Entities enter into various hedging arrangements to manage their exposure to risks such as interest rate and currency exchange rate fluctuations. For example, a foreign currency hedge can protect an entity against the foreign currency exchange risk that arises from the purchase of machinery in a foreign currency at a future date.

For income tax purposes, gains and losses on arrangements may be taxed on a different basis (for example, realisation and accruals). Where a financial arrangement is used to hedge the risk in relation to another arrangement, and each are taxed on a different basis, the effectiveness of the hedge, in a post-tax sense, is reduced.

Tax mismatches could also occur where gains or losses made on an underlying hedged item are taxed on capital account, whereas the gains or losses made on the hedging financial arrangement are brought to account on revenue account.

Although the outcomes under the hedging financial arrangements method will not necessarily align with accounting principles, this method broadly reduces post-tax mismatches ensuring that gains and losses from hedging financial arrangements are included in taxable income at the same time as those made from the hedged items are recognised for tax purposes.
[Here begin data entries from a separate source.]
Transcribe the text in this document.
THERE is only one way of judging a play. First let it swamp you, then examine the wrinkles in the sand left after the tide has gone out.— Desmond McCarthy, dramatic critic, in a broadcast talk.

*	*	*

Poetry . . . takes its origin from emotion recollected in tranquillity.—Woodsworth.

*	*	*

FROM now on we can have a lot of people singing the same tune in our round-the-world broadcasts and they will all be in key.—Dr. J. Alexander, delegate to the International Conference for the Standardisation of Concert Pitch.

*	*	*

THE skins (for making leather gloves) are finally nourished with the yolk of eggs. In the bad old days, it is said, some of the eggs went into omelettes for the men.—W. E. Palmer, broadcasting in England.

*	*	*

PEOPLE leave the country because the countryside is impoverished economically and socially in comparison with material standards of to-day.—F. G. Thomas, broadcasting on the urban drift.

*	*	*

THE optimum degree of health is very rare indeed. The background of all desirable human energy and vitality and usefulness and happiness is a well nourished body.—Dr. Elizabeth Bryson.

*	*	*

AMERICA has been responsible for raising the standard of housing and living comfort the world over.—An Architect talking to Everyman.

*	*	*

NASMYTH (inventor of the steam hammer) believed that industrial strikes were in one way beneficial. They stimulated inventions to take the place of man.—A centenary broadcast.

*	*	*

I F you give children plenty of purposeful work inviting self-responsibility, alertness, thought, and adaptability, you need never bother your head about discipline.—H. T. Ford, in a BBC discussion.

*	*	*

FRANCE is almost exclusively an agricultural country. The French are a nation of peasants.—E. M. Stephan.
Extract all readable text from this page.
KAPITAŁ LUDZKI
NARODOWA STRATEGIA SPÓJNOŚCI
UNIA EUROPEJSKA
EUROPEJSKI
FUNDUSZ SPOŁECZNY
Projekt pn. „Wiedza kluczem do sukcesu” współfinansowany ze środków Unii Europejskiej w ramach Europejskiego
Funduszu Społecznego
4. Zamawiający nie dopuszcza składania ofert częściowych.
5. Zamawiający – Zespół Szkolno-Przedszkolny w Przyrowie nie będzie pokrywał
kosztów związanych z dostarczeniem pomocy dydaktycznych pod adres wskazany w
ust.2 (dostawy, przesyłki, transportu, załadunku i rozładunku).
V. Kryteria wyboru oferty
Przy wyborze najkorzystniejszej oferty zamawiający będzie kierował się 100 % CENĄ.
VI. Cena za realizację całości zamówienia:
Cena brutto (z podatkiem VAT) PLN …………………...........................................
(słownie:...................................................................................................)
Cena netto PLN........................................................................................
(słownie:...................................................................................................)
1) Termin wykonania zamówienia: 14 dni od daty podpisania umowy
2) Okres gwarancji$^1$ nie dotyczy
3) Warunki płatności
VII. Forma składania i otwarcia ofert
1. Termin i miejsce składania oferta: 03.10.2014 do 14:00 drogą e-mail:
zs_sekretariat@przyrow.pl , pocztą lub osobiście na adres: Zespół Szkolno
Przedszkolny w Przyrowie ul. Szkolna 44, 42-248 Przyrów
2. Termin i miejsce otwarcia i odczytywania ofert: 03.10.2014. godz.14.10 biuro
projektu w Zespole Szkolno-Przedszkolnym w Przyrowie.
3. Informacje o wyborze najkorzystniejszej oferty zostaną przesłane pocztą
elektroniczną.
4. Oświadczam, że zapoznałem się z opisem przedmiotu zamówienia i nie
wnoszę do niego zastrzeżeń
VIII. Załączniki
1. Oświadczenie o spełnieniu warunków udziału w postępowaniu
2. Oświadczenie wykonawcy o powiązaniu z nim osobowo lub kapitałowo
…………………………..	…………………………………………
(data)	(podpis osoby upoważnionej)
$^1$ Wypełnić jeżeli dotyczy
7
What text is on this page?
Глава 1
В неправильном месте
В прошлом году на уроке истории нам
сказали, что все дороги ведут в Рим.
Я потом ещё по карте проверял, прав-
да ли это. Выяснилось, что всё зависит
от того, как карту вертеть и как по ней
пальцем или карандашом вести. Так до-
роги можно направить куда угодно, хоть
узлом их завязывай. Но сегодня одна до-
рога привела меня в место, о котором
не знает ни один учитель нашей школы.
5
This method also matches the tax classification or status of a hedging financial arrangement gain or loss with that of the hedged item.

To be eligible to make the hedging financial arrangements method election in an income year, an entity must meet the common requirements. If the hedging method election is not made, an entity cannot use the hedging financial arrangements method for tax purposes, irrespective of whether a financial arrangement is a hedge for accounting purposes.

Once made, the hedging financial arrangements election cannot be revoked.